How did your journey into knitting begin?
One day, when I was sick with the measles and home from school, my great aunt taught me how to knit. I’d always had a mathematical bent and was immediately hooked by the patterns and stitches. From then on, it became my passion. I’d knit garments but also large wall hangings and objects – I never knew any parameters so would always experiment.
I wanted to go on to textile college, but my academic mother had other plans, and off I went to university. After obtaining a PHD in music theory analysis, I became a professional musicologist. Though I loved music, knitting remained my true passion. On my fortieth birthday I realised that I might be turning one of those people who thinks “I always wish I had, but…” So I took the decision to leave music and opened a yarn store in Sydney. We travelled the world with our yarns and grew the store to become the largest in Australia.
After selling the yarn store you decided to start creating hand knitted sweaters, why?
I’ve always believed that there is something unique about a hand knitted sweater. It’s as if the passion and dedication of the maker transfers to the wearer and a special connection is created. At first, this was the driving force: to create beautiful sweaters using traditional hand knitting techniques. When I met my team in India, it became about what I could do for them.

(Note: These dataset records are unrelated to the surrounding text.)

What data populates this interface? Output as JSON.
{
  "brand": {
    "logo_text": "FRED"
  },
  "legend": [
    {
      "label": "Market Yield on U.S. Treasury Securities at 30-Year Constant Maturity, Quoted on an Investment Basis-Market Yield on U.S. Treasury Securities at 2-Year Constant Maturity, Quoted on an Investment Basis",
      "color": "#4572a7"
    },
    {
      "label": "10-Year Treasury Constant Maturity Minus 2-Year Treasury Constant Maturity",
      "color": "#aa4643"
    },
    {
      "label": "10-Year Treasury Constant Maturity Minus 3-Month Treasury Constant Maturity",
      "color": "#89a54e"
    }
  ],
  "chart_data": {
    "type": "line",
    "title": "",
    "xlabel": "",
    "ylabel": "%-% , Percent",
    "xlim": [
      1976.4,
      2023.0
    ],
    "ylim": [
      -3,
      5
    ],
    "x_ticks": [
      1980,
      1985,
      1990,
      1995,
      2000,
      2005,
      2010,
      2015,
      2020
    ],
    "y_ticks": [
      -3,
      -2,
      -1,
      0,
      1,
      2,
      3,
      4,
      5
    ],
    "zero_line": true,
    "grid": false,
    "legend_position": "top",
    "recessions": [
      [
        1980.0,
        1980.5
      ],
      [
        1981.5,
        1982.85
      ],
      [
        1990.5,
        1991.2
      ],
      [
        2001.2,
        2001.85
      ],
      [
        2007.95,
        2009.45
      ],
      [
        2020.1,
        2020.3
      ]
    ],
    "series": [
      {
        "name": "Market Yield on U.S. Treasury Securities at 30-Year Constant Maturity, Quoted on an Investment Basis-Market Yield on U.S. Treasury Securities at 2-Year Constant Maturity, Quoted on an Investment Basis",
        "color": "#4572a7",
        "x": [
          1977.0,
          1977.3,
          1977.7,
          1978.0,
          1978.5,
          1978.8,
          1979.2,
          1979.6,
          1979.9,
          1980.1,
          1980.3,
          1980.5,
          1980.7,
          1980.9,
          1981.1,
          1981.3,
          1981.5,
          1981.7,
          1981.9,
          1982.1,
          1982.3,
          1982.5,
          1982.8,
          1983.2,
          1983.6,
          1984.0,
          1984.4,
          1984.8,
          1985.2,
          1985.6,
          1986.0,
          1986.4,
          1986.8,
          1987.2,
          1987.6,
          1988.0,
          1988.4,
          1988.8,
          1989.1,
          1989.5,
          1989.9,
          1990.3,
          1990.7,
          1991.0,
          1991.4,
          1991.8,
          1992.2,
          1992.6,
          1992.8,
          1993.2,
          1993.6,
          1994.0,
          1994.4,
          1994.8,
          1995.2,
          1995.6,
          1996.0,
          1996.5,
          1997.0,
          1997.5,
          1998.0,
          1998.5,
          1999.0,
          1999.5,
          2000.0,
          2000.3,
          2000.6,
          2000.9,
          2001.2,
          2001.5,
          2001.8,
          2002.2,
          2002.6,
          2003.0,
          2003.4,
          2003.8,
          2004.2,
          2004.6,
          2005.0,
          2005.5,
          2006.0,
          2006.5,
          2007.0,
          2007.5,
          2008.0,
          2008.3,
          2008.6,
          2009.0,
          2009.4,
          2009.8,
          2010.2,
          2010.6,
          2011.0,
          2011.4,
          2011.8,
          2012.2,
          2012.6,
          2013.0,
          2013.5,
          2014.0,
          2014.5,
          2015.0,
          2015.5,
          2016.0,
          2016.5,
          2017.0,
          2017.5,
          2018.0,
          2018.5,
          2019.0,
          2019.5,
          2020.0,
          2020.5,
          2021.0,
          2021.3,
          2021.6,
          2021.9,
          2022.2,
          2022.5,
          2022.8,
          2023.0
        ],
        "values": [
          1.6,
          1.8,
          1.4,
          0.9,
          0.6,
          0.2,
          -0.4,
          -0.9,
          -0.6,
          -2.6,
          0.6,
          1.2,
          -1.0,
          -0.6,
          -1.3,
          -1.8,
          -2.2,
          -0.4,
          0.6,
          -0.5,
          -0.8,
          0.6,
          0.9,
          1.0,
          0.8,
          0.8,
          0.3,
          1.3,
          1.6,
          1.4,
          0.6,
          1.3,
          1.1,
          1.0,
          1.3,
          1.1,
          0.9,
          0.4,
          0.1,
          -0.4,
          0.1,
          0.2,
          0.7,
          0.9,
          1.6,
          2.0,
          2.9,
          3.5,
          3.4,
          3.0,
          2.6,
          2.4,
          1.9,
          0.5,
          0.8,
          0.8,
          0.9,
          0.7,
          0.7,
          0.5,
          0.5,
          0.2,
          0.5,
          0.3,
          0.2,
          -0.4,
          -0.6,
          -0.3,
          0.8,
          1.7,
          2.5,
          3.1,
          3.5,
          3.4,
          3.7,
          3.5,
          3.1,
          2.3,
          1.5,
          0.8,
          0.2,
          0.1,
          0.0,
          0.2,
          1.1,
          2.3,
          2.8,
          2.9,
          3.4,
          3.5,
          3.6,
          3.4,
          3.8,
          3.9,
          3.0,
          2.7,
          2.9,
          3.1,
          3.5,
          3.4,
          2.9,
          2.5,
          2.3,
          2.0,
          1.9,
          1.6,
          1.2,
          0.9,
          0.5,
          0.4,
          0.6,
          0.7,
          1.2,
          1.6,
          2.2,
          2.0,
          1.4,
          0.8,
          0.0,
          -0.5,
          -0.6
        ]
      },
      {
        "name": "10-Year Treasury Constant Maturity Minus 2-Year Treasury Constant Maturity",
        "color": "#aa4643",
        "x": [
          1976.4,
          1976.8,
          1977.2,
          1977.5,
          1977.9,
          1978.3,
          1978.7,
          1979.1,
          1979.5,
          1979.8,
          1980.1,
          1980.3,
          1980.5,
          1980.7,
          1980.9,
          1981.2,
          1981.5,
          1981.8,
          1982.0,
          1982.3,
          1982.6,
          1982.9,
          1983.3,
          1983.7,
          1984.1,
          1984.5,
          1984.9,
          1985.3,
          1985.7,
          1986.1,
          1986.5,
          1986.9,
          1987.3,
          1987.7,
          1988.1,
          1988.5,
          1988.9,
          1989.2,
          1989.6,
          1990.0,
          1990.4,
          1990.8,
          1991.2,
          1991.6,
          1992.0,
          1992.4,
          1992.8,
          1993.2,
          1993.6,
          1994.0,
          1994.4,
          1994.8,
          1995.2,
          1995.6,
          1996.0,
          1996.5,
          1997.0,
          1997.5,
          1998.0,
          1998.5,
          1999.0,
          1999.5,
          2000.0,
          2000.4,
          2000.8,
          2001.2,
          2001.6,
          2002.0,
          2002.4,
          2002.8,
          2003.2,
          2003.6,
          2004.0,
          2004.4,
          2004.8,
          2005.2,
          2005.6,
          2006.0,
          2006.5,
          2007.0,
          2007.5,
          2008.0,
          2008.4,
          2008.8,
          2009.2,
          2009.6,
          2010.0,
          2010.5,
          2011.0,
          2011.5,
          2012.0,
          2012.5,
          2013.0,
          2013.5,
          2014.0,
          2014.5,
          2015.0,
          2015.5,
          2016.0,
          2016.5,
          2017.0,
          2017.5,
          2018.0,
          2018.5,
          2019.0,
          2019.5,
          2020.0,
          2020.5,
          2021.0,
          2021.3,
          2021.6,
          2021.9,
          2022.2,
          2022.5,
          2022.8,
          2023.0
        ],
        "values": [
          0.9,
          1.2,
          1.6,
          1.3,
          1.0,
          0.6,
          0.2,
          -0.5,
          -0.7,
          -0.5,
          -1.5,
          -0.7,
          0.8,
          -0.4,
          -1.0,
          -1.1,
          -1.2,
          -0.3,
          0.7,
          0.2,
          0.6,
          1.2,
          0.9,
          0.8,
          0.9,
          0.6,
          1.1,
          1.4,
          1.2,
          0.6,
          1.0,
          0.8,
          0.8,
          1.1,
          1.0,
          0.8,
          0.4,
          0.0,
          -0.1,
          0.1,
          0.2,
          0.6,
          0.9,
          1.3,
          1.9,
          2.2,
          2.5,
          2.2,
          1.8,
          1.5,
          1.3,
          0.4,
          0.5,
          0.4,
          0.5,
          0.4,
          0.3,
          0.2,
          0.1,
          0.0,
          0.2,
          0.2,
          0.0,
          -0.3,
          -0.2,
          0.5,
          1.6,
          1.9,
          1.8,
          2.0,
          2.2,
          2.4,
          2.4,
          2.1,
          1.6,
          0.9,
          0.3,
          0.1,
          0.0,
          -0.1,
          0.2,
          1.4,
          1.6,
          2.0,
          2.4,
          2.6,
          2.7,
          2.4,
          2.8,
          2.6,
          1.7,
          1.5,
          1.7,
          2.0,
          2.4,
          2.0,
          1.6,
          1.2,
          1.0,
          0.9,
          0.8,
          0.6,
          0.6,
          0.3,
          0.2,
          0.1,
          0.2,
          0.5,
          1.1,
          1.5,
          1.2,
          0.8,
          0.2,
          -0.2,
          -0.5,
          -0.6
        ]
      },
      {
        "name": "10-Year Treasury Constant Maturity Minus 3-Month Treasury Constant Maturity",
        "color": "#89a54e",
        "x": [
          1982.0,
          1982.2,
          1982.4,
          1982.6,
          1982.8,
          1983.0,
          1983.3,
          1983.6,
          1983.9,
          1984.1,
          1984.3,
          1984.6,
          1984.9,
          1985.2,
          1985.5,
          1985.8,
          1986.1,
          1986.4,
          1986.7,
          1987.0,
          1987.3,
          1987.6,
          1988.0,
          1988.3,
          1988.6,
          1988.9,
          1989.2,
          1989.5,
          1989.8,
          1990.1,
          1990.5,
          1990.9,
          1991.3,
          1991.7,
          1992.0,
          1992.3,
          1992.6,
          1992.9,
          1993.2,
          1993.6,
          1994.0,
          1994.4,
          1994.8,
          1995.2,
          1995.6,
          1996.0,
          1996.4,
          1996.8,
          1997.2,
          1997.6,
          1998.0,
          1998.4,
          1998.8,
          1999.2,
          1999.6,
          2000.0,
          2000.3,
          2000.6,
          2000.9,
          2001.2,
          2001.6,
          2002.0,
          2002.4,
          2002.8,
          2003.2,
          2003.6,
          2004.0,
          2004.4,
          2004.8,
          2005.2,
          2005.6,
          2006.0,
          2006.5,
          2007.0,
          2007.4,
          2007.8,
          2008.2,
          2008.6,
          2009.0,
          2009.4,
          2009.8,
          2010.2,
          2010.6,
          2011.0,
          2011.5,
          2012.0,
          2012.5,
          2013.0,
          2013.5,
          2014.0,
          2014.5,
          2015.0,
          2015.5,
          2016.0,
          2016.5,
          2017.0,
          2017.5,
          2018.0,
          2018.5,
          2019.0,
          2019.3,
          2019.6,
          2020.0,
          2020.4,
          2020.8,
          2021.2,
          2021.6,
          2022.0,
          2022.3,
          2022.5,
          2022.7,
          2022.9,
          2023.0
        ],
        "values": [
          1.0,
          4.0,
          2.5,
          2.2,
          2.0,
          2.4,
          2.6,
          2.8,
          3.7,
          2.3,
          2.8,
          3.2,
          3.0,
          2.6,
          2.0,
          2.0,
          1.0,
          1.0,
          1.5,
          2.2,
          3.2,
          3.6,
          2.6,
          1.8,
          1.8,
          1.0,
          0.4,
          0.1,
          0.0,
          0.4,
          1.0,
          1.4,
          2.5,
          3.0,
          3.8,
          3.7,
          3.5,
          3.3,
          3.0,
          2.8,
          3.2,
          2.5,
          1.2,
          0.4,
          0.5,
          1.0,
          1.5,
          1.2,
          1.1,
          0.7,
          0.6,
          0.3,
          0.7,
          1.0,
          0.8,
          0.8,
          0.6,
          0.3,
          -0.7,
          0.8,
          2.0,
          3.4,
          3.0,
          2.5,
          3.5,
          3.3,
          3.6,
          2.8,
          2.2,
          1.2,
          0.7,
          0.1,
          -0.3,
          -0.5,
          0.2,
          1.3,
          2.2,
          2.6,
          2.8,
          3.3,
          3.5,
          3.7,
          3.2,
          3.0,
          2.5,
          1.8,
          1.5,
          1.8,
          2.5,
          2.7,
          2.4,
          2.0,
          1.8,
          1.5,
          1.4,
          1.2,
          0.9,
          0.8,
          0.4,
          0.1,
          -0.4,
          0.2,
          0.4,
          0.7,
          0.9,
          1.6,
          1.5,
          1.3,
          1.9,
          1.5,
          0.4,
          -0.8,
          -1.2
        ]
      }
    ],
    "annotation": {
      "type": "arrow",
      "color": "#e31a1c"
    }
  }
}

I had heard that there was a group of ten knitters in a small village in Tamul Nadu in Southern India. On my first visit there was no translator present. Instead of talking, the women took me by the hand and lead me through their village. Showing me their homes, their children, their gardens, where they cooked. It was such a tactile and meaningful way to enter a community. Going home on the plane, I thought “I need to make this work”, so that I can help these women and their families. They became part of our first knitting hub – the ten has now grown to two hundred.
How has KOCO changed the lives of these women?
We have been able to change the lives of these women in ways I never thought possible. The majority of the women we employ have never been to school and have previously depended entirely on their father and husband for financial security. They had no employment prospects beyond that of seasonal labour and though they are mothers, daughters, wives, they had little sense of themselves as individuals or of their own value. By bringing these women together in knitting hubs, they are able to earn a stable income, to afford to send their children to school and, stitch by stitch, their confidence has grown. We train each woman we work with and the skills they have developed are remarkable, they have become artisan hand knitters in their own right and they now understand their potential. It has been the most rewarding thing of my life – watching these women blossom. And it has changed me, too. I know what a force for good business can be and my ambition and hope is to keep changing more and more lives.